Dieser Text stammt aus der taz am wochenende. Immer ab Samstag am Kiosk, im eKiosk oder gleich im Wochenendabo. Und bei Facebook und Twitter.

In der Zitty-Redaktion mag man deshalb auch nicht daran glauben. „Eigentlich ist die Zitty tot“, heißt es von einem langjährigen Redakteur. Der Tip, lange Konkurrent der Zitty und mittlerweile unter dem Dach desselben Verlags, bleibt dagegen als Printheft erhalten und bekommt einen Online-Relaunch. Als reine Trostmaßnahme empfindet das der Zitty-Redakteur.

Wer garantiert, dass nicht auch der Tip dasselbe Schicksal erleiden wird? Robert Rischke vom Verlag gibt sich hoffnungsvoll. „Ich glaube, dass wir mit unseren digitalen Angeboten und der digitalen Transformation die Marke Tip weiter stärken können“, sagt er. Überzeugend klingt das nicht.

Aus beiden Redaktionen, Spex wie Zitty, hört man Enttäuschung. Hätte man es kommen sehen können? Ja und Nein. Machen wir uns nichts vor: Dass ein Magazin wie die Zitty nach 43 Jahren ihr Ende findet, ist schmerzhaft, aber vielleicht auch okay. Und dass ein vom Print ins Digitale übertragenes Popmagazin nicht weitergeführt wird, das scheint sogar die Redaktion zu verkraften.
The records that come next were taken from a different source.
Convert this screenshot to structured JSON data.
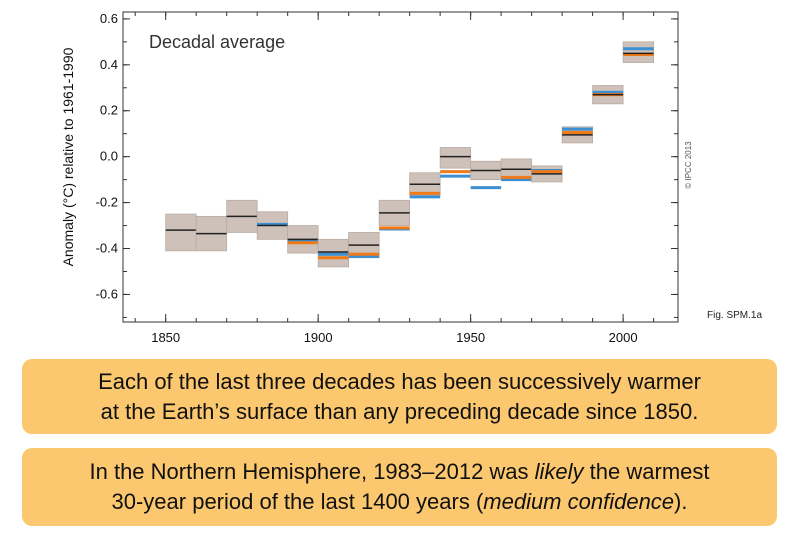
{
  "chart_data": {
    "type": "box",
    "title": "Decadal average",
    "ylabel": "Anomaly (°C) relative to 1961-1990",
    "xlabel": "",
    "xlim": [
      1836,
      2018
    ],
    "ylim": [
      -0.72,
      0.63
    ],
    "xticks": [
      1850,
      1900,
      1950,
      2000
    ],
    "xtick_labels": [
      "1850",
      "1900",
      "1950",
      "2000"
    ],
    "yticks": [
      0.6,
      0.4,
      0.2,
      0.0,
      -0.2,
      -0.4,
      -0.6
    ],
    "ytick_labels": [
      "0.6",
      "0.4",
      "0.2",
      "0.0",
      "-0.2",
      "-0.4",
      "-0.6"
    ],
    "grid": false,
    "legend": "none",
    "colors": {
      "uncertainty_box": "#cdc1b9",
      "box_edge": "#b8aba2",
      "central_estimate": "#222222",
      "orange_series": "#f07a18",
      "blue_series": "#3d8fd1",
      "axis": "#333333"
    },
    "decades": [
      {
        "start": 1850,
        "end": 1860,
        "low": -0.41,
        "high": -0.25,
        "black": -0.32,
        "orange": null,
        "blue": null
      },
      {
        "start": 1860,
        "end": 1870,
        "low": -0.41,
        "high": -0.26,
        "black": -0.335,
        "orange": null,
        "blue": null
      },
      {
        "start": 1870,
        "end": 1880,
        "low": -0.33,
        "high": -0.19,
        "black": -0.26,
        "orange": null,
        "blue": null
      },
      {
        "start": 1880,
        "end": 1890,
        "low": -0.36,
        "high": -0.24,
        "black": -0.3,
        "orange": null,
        "blue": -0.295
      },
      {
        "start": 1890,
        "end": 1900,
        "low": -0.42,
        "high": -0.3,
        "black": -0.36,
        "orange": -0.375,
        "blue": -0.365
      },
      {
        "start": 1900,
        "end": 1910,
        "low": -0.48,
        "high": -0.36,
        "black": -0.415,
        "orange": -0.44,
        "blue": -0.425
      },
      {
        "start": 1910,
        "end": 1920,
        "low": -0.44,
        "high": -0.33,
        "black": -0.385,
        "orange": -0.425,
        "blue": -0.435
      },
      {
        "start": 1920,
        "end": 1930,
        "low": -0.3,
        "high": -0.19,
        "black": -0.245,
        "orange": -0.31,
        "blue": -0.315
      },
      {
        "start": 1930,
        "end": 1940,
        "low": -0.17,
        "high": -0.07,
        "black": -0.12,
        "orange": -0.16,
        "blue": -0.175
      },
      {
        "start": 1940,
        "end": 1950,
        "low": -0.05,
        "high": 0.04,
        "black": 0.0,
        "orange": -0.065,
        "blue": -0.085
      },
      {
        "start": 1950,
        "end": 1960,
        "low": -0.1,
        "high": -0.02,
        "black": -0.06,
        "orange": null,
        "blue": -0.135
      },
      {
        "start": 1960,
        "end": 1970,
        "low": -0.09,
        "high": -0.01,
        "black": -0.055,
        "orange": -0.09,
        "blue": -0.1
      },
      {
        "start": 1970,
        "end": 1980,
        "low": -0.11,
        "high": -0.04,
        "black": -0.075,
        "orange": -0.065,
        "blue": -0.06
      },
      {
        "start": 1980,
        "end": 1990,
        "low": 0.06,
        "high": 0.13,
        "black": 0.095,
        "orange": 0.105,
        "blue": 0.12
      },
      {
        "start": 1990,
        "end": 2000,
        "low": 0.23,
        "high": 0.31,
        "black": 0.27,
        "orange": 0.27,
        "blue": 0.28
      },
      {
        "start": 2000,
        "end": 2010,
        "low": 0.41,
        "high": 0.5,
        "black": 0.45,
        "orange": 0.445,
        "blue": 0.47
      }
    ]
  },
  "credit": "© IPCC 2013",
  "figure_ref": "Fig. SPM.1a",
  "callouts": {
    "first": {
      "line1": "Each of the last three decades has been successively warmer",
      "line2": "at the Earth’s surface than any preceding decade since 1850."
    },
    "second": {
      "line1": "In the Northern Hemisphere, 1983–2012 was ",
      "line1_italic": "likely",
      "line1_end": " the warmest",
      "line2": "30-year period of the last 1400 years (",
      "line2_italic": "medium confidence",
      "line2_end": ")."
    }
  }
}
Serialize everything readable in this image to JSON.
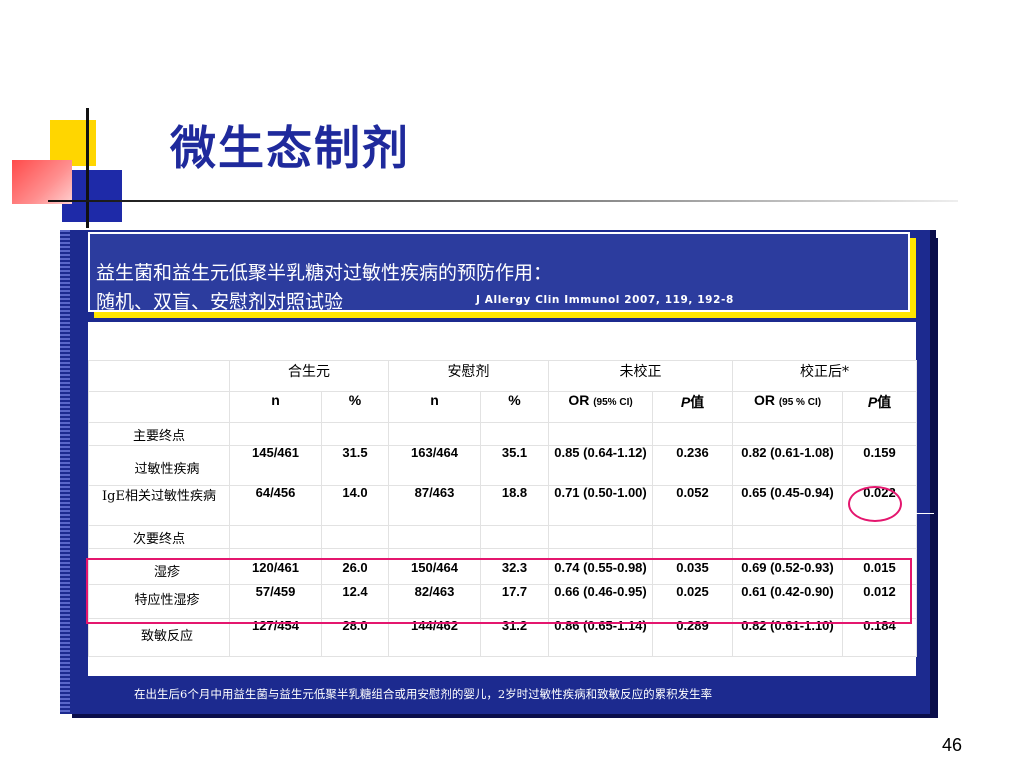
{
  "title": "微生态制剂",
  "header": {
    "line1": "益生菌和益生元低聚半乳糖对过敏性疾病的预防作用：",
    "line2": "随机、双盲、安慰剂对照试验",
    "citation": "J Allergy Clin Immunol 2007, 119, 192-8"
  },
  "table": {
    "group_headers": {
      "synbiotic": "合生元",
      "placebo": "安慰剂",
      "unadjusted": "未校正",
      "adjusted": "校正后*"
    },
    "sub_headers": {
      "n": "n",
      "pct": "%",
      "or": "OR",
      "or_ci_unadj": "(95% CI)",
      "or_ci_adj": "(95 % CI)",
      "p_italic": "P",
      "p_suffix": "值"
    },
    "sections": {
      "primary": "主要终点",
      "secondary": "次要终点"
    },
    "rows": [
      {
        "label": "过敏性疾病",
        "syn_n": "145/461",
        "syn_pct": "31.5",
        "pla_n": "163/464",
        "pla_pct": "35.1",
        "or_unadj": "0.85 (0.64-1.12)",
        "p_unadj": "0.236",
        "or_adj": "0.82 (0.61-1.08)",
        "p_adj": "0.159"
      },
      {
        "label": "IgE相关过敏性疾病",
        "syn_n": "64/456",
        "syn_pct": "14.0",
        "pla_n": "87/463",
        "pla_pct": "18.8",
        "or_unadj": "0.71 (0.50-1.00)",
        "p_unadj": "0.052",
        "or_adj": "0.65 (0.45-0.94)",
        "p_adj": "0.022"
      },
      {
        "label": "湿疹",
        "syn_n": "120/461",
        "syn_pct": "26.0",
        "pla_n": "150/464",
        "pla_pct": "32.3",
        "or_unadj": "0.74 (0.55-0.98)",
        "p_unadj": "0.035",
        "or_adj": "0.69 (0.52-0.93)",
        "p_adj": "0.015"
      },
      {
        "label": "特应性湿疹",
        "syn_n": "57/459",
        "syn_pct": "12.4",
        "pla_n": "82/463",
        "pla_pct": "17.7",
        "or_unadj": "0.66 (0.46-0.95)",
        "p_unadj": "0.025",
        "or_adj": "0.61 (0.42-0.90)",
        "p_adj": "0.012"
      },
      {
        "label": "致敏反应",
        "syn_n": "127/454",
        "syn_pct": "28.0",
        "pla_n": "144/462",
        "pla_pct": "31.2",
        "or_unadj": "0.86 (0.65-1.14)",
        "p_unadj": "0.289",
        "or_adj": "0.82 (0.61-1.10)",
        "p_adj": "0.184"
      }
    ]
  },
  "footnote": "在出生后6个月中用益生菌与益生元低聚半乳糖组合或用安慰剂的婴儿，2岁时过敏性疾病和致敏反应的累积发生率",
  "page_number": "46",
  "colors": {
    "title": "#1f2a9c",
    "panel": "#1c2a8f",
    "header_box": "#2c3c9e",
    "header_shadow": "#ffe600",
    "highlight": "#e4166e"
  }
}
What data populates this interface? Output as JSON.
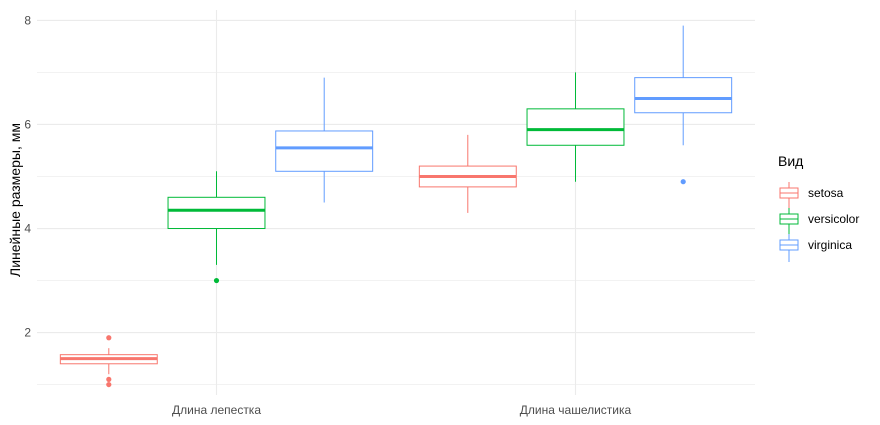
{
  "chart_data": {
    "type": "boxplot",
    "ylabel": "Линейные размеры, мм",
    "xlabel": "",
    "categories": [
      "Длина лепестка",
      "Длина чашелистика"
    ],
    "ylim": [
      0.8,
      8.2
    ],
    "yticks": [
      2,
      4,
      6,
      8
    ],
    "grid": true,
    "legend": {
      "title": "Вид",
      "position": "right"
    },
    "series": [
      {
        "name": "setosa",
        "color": "#F8766D",
        "boxes": [
          {
            "min": 1.2,
            "q1": 1.4,
            "median": 1.5,
            "q3": 1.575,
            "max": 1.7,
            "outliers": [
              1.0,
              1.1,
              1.9
            ]
          },
          {
            "min": 4.3,
            "q1": 4.8,
            "median": 5.0,
            "q3": 5.2,
            "max": 5.8,
            "outliers": []
          }
        ]
      },
      {
        "name": "versicolor",
        "color": "#00BA38",
        "boxes": [
          {
            "min": 3.3,
            "q1": 4.0,
            "median": 4.35,
            "q3": 4.6,
            "max": 5.1,
            "outliers": [
              3.0
            ]
          },
          {
            "min": 4.9,
            "q1": 5.6,
            "median": 5.9,
            "q3": 6.3,
            "max": 7.0,
            "outliers": []
          }
        ]
      },
      {
        "name": "virginica",
        "color": "#619CFF",
        "boxes": [
          {
            "min": 4.5,
            "q1": 5.1,
            "median": 5.55,
            "q3": 5.875,
            "max": 6.9,
            "outliers": []
          },
          {
            "min": 5.6,
            "q1": 6.225,
            "median": 6.5,
            "q3": 6.9,
            "max": 7.9,
            "outliers": [
              4.9
            ]
          }
        ]
      }
    ]
  }
}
Die vielen erschütterten Reaktionen von Spex- und Zitty-Leser:innen im Netz jedenfalls lassen vermuten, dass Pop- und Kulturjournalismus keineswegs überholt sind – die Nachfrage ist da. Was überholt ist, ist vielmehr das Finanzierungsmodell dieser Medien. Abhängigkeit von Werbung und die fehlende Perspektive, neue Bezahlmodelle zu entwickeln, haben wohl Spex und Zitty in dieser Krise das Leben gekostet. Vielleicht hätten sie eine Chance verdient gehabt. Vielleicht hätte man sie nicht gleich aufgeben sollen.